Man is unique. Of all factors to consider in Architecture he is the most difficult to deal with. He is very complex. There are just too many variations to the one theme. And because he is so different he is constantly having conflict not only with himself but also with his fellowmen.

Then there are the different sexes.
The male and the female.
They both think differently.
What he wants, she may not.
What she expects, he forgets.
How do they get on?
This is the greatest Architectural test.

Vincent of Beauvais said, “Woman is Man’s confusion” (or vice versa?, as many women would contend.)

Having dealt with so many couples I don’t dare begin a discussion on the male and female psyche. Architecture is often all related to, associated with and involves both man and woman. To solve their needs, their requirements, their whims and fancies, the architect must first of all look at their problems with sympathy and understanding. Even if he knows their weakness, he should not allow that to cloud the issues at hand. He must be objective. He must approach issues and related problems gently as if dealing with a child, with much care and concern.

It is necessary to show a complete understanding of their needs and wants. Having approached them in this manner, he is able to help solve their problems, to provide the answer to the kind of ambience they need or dream about.

Humility is nothing new in the context of our Malaysian social fabric. The traditional Chinese and Malay cultures emphasize humility and softness of approach. Therefore, “softly, softly” is a virtue to be cultivated. This, however, should not be misconstrued, as a weakness for it is through weakness that you garner strength. Unless you know what weakness is you will not understand what strength is. Through humility you are able to appreciate the two ends of the scale.


Life is a series of contradictions. In humility we achieve greatness. To search for greatness with no idea of humility is to search aimlessly for there is no reference point.

In the architectural world there is no such situation where ideal conditions become available to the architect. He had to make the ‘ideal’ conditions happen. Conditions which may at first appear to be non-conducive to building may be turned to advantages if you are humble enough to take a second look, spare some thought on what otherwise would have been rejected as being common and not of any particular use. Turning a disadvantage into an advantage is to capitalize on the foreign force with which you are up against; this is borrowed from the art of ‘tai-chi’ – a form of ‘kung fu’ fighting. It utilizes the strength of the opponent to overwhelm him. If he were a larger force and you decide to take him on by force you will probably end up floored.

One has to seize opportunities as they come and turn disadvantage to advantage. It is like surfing – your advantage lies in riding with the wave; go against it and you will bet into trouble.

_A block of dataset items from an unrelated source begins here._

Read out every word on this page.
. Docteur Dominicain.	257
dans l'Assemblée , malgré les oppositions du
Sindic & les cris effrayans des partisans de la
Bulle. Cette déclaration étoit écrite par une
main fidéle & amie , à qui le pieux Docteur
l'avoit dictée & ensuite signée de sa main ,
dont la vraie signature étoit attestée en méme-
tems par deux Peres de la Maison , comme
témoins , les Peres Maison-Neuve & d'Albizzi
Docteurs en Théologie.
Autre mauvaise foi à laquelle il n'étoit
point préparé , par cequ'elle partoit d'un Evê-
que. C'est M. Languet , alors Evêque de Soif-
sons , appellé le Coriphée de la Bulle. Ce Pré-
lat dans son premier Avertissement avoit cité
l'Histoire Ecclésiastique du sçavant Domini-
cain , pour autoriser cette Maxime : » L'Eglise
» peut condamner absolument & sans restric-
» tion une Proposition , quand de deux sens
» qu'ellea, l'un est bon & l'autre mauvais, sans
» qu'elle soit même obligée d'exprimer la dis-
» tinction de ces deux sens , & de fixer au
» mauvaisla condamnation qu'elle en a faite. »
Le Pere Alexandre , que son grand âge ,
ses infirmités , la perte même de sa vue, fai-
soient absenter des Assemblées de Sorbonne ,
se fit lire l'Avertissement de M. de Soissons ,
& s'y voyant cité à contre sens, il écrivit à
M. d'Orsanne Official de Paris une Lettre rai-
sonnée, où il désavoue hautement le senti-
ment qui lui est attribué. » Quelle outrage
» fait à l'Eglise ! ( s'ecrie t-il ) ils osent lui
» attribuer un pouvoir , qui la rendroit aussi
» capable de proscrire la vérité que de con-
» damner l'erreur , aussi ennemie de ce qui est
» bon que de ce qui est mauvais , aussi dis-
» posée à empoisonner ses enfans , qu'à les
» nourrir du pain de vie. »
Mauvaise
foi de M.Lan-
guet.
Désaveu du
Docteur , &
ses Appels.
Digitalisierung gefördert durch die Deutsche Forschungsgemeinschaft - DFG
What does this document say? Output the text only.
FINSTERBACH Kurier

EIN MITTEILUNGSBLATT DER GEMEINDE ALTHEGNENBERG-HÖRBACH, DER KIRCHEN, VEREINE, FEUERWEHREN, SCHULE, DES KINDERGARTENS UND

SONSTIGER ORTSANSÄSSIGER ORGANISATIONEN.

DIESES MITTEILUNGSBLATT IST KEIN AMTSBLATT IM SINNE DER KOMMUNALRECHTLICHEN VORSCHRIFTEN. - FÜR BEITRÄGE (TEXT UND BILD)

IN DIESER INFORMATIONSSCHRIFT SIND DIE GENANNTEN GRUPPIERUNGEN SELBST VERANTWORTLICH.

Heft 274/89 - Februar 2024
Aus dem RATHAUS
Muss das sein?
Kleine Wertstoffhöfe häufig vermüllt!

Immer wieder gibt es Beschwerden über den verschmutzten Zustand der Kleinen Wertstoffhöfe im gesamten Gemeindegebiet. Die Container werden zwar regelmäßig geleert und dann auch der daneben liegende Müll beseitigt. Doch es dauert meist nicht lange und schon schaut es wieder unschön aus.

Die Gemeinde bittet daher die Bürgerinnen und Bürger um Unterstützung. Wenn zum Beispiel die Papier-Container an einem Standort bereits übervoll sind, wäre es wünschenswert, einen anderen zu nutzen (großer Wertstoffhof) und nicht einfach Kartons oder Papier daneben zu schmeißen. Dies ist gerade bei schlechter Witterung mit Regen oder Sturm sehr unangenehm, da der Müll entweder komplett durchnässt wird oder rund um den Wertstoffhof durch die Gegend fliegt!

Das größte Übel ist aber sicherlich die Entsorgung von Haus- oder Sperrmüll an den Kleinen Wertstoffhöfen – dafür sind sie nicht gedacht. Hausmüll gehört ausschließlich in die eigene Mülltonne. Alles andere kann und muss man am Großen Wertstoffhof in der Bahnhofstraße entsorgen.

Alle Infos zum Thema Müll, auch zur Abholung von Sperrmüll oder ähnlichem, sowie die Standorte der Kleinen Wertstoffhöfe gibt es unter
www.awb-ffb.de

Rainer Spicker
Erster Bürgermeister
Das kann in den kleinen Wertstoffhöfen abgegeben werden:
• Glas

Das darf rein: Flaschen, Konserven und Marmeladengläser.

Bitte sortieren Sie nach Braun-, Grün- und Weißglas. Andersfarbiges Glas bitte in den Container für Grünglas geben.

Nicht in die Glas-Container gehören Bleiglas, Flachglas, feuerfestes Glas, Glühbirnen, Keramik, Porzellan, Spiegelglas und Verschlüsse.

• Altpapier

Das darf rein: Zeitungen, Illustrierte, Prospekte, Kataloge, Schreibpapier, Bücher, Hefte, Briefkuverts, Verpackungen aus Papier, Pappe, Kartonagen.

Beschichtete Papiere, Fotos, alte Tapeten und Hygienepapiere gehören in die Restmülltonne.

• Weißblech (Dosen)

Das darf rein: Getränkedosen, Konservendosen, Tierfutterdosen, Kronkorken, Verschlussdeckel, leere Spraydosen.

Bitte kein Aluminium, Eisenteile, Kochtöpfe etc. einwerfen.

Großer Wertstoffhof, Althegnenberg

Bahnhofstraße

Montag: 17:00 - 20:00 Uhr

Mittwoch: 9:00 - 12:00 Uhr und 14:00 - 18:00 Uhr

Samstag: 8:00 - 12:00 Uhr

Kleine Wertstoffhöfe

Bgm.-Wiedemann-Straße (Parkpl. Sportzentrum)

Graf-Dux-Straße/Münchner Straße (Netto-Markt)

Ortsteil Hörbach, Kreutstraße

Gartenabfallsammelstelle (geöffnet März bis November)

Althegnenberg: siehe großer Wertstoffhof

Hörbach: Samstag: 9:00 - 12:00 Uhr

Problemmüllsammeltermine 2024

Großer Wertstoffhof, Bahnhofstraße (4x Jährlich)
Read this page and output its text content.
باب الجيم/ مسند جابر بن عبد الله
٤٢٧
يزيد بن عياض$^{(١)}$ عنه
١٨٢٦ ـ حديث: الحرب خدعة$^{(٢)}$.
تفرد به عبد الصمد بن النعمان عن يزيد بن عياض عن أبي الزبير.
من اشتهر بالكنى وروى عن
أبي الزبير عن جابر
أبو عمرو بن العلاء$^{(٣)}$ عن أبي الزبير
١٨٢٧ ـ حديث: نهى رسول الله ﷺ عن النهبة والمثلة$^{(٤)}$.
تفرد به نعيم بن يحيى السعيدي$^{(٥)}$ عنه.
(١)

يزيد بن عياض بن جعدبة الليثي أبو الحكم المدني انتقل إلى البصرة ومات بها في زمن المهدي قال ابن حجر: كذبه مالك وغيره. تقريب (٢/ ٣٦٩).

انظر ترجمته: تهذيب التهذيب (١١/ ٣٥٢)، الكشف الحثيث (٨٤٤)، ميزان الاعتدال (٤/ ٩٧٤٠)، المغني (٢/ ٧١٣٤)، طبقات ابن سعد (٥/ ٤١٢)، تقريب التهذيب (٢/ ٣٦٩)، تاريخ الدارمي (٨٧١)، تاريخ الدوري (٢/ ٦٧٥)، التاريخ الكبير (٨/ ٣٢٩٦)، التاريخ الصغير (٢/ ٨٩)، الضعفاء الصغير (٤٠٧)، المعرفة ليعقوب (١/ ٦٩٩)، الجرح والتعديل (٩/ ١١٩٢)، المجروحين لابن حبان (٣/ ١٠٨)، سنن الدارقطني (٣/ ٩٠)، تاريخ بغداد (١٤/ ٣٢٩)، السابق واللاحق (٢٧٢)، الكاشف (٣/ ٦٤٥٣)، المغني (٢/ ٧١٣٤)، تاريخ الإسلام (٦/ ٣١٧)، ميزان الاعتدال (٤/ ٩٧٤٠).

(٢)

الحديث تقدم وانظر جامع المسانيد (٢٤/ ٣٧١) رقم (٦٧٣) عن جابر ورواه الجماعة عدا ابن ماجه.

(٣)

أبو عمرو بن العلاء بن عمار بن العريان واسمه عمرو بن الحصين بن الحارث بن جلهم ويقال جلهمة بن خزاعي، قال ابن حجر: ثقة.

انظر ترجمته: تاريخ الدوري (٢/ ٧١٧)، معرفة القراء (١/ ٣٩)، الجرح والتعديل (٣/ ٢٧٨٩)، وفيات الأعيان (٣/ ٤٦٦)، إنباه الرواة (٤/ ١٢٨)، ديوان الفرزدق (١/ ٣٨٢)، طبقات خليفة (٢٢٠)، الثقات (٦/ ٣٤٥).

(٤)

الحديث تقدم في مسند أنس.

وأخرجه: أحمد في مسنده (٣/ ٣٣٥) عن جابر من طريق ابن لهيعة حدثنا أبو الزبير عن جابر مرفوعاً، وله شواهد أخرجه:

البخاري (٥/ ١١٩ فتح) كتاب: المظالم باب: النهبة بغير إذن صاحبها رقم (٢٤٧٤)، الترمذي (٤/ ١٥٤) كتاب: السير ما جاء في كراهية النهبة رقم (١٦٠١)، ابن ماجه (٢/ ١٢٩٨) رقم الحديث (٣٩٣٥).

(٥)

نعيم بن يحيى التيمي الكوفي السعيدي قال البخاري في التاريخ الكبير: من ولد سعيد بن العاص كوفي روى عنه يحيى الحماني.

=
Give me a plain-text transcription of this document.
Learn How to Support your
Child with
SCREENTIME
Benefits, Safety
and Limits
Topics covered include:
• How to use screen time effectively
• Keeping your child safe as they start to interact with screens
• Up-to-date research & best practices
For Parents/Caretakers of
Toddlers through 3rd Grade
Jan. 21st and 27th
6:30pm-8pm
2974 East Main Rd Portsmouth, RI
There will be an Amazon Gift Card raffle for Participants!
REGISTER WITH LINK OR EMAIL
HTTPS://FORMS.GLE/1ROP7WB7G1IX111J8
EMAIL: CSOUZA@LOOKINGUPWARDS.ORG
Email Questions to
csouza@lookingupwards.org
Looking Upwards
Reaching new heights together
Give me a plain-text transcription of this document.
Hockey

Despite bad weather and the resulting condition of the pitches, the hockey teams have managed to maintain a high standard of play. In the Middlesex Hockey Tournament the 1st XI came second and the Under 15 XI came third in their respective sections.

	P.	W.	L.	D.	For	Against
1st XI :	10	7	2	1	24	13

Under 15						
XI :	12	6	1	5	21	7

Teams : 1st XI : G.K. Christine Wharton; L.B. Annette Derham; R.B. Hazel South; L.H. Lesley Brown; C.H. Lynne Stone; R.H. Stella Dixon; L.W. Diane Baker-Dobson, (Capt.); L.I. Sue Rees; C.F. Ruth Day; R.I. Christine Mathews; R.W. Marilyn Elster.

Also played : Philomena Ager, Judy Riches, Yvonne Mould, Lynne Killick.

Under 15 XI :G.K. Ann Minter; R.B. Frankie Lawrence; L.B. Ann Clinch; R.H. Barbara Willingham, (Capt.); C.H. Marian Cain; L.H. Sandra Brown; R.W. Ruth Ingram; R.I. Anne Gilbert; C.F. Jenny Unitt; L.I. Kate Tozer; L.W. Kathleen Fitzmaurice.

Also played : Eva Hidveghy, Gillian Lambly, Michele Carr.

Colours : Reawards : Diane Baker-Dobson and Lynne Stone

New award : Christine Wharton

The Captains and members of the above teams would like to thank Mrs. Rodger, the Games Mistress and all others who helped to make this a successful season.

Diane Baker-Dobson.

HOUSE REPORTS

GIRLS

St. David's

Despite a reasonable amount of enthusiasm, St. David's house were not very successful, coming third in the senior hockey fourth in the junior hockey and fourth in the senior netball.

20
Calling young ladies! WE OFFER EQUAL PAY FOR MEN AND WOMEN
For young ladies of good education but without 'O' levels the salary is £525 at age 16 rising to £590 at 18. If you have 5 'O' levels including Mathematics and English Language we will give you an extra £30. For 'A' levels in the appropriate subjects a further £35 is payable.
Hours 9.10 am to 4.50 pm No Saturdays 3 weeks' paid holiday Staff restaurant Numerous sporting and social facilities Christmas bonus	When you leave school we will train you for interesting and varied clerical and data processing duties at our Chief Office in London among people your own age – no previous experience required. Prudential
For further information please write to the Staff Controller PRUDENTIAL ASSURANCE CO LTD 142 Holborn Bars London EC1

When a horse is travelling in one direction and you in the other, a head-on collision becomes inevitable but if you were to jump on its back and ride it, you will be able to direct it, control it and guide it in the direction you want it to go.

I use a lot of timber in the houses I design.This is the result of seeing what has been going on in the Malaysian built environment. The urban scape in our cities is not something we can be proud of. It is repeating mistakes the West made 30-40 years ago. Timber is very Malaysian and also very traditional. People here tend to look down on timber houses, Thinking that only the poor live in them. That is a fallacy. Timber houses are not only beautiful and functional, but, cheaper and easier to construct and maintain. I sometimes leave the timber untreated or unfinished, to allow it to age with time and the elements; and they age so beautifully. When such suggestions are made you get the most incredulous looks from your clients. No venture, no gain, and often new dimensions appear upon new possibilities.